The changes are being done in part to extend the franchise further on the Web. The graphics package will carry over on the redesigned Web site, relaunched Dec. 3. In addition to the news blog, the site features video news summaries and verticals “created to capitalize on the personalities and strengths of various correspondents,” PBS said. E.g., economic correspondent Paul Solman’s business Desk and Jeff Brown’s Art Beat--as well as other correspondents and reporting units.

Producers will also collaborate more with other public broadcasting contributors, including the makers of “Frontline,” National Public Radio and local public media creators. Collaborations have also been announced with the Christian Science Monitor and GlobalPost, the news site founded by the former president of the New England Cable News Network and a veteran foreign correspondent for The Boston Globe.

Lehrer emphasized the NewsHour’s journalistic commitment when he signed off of the show on Friday.

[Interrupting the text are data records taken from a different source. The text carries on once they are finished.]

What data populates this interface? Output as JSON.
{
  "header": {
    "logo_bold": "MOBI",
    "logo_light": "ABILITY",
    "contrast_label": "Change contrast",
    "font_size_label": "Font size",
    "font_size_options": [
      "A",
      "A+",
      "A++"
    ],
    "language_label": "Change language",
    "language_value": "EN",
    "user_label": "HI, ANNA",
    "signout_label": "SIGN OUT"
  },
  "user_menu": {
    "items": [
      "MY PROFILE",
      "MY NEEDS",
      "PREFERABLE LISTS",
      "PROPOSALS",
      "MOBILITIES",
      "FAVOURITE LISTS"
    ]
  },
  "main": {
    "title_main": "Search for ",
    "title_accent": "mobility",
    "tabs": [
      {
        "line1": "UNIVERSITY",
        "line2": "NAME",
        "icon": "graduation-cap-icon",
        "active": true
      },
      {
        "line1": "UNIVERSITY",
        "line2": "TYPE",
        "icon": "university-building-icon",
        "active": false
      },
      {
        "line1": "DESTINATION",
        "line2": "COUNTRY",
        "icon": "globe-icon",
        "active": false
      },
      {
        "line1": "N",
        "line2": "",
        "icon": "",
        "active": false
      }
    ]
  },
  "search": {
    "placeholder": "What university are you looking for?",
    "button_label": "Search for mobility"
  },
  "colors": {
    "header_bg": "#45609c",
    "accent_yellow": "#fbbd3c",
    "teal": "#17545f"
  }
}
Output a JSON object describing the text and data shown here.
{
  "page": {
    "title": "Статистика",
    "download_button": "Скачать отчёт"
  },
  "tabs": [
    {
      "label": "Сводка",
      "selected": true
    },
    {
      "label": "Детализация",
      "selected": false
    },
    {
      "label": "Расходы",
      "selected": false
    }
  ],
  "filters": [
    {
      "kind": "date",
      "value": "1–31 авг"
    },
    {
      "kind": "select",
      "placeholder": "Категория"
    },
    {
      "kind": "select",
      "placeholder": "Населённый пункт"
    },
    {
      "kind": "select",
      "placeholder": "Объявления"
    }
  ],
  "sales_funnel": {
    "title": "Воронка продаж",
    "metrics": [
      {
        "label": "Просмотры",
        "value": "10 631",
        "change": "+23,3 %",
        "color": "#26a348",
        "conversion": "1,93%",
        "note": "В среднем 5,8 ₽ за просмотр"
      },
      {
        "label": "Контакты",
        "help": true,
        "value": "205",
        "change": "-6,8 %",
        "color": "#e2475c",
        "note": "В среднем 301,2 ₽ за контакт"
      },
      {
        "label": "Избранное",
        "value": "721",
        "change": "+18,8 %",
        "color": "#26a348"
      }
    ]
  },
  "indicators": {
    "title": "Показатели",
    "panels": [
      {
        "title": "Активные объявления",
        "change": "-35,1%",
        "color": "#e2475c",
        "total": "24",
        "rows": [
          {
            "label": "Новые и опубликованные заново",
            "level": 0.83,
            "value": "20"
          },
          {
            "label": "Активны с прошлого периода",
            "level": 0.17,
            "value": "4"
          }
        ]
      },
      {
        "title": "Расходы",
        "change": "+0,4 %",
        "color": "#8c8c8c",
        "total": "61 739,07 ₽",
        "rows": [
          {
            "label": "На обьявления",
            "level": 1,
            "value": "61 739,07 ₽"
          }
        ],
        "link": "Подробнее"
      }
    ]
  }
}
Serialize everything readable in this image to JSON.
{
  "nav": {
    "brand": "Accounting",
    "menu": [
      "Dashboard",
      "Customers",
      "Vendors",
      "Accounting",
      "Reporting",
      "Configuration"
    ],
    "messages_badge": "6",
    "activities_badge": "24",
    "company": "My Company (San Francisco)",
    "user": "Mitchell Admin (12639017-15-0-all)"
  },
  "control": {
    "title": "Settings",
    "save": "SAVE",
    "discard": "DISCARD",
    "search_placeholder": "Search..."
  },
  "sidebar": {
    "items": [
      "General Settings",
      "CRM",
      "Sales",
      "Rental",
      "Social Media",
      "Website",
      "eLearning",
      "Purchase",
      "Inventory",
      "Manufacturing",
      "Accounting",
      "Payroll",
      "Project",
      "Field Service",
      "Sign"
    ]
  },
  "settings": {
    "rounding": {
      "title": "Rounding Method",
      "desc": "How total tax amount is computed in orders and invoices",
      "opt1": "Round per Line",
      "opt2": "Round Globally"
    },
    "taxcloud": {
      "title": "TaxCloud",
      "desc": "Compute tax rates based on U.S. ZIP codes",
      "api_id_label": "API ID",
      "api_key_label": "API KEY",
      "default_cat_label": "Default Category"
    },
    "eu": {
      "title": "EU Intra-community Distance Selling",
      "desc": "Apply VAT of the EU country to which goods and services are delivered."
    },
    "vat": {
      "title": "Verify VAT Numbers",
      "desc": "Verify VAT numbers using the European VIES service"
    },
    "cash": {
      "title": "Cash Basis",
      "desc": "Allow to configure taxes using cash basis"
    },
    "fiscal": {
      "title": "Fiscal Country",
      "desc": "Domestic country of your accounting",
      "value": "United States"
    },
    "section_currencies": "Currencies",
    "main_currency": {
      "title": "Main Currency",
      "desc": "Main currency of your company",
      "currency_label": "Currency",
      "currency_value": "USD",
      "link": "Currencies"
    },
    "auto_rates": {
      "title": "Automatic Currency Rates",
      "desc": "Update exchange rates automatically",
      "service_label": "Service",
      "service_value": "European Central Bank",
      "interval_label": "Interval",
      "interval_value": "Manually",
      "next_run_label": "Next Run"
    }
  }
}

“People often ask me if there are guidelines in our practice of what I like to call MacNeil/Lehrer journalism. Well, yes, there are. And here they are:
--Do nothing I cannot defend.
--Cover, write and present every story with the care I would want if the story were about me.
--Assume there is at least one other side or version to every story.
--Assume the viewer is as smart and as caring and as good a person as I am.
--Assume the same about all people on whom I report.
--Assume personal lives are a private matter, until a legitimate turn in the story absolutely mandates otherwise.
--Carefully separate opinion and analysis from straight news stories, and clearly label everything.
--Do not use anonymous sources or blind quotes, except on rare and monumental occasions.
--No one should ever be allowed to attack another anonymously.
--And, finally, I am not in the entertainment business.”

Lehrer’s comments and reaction to them is available at the new “NewsHour” Web site.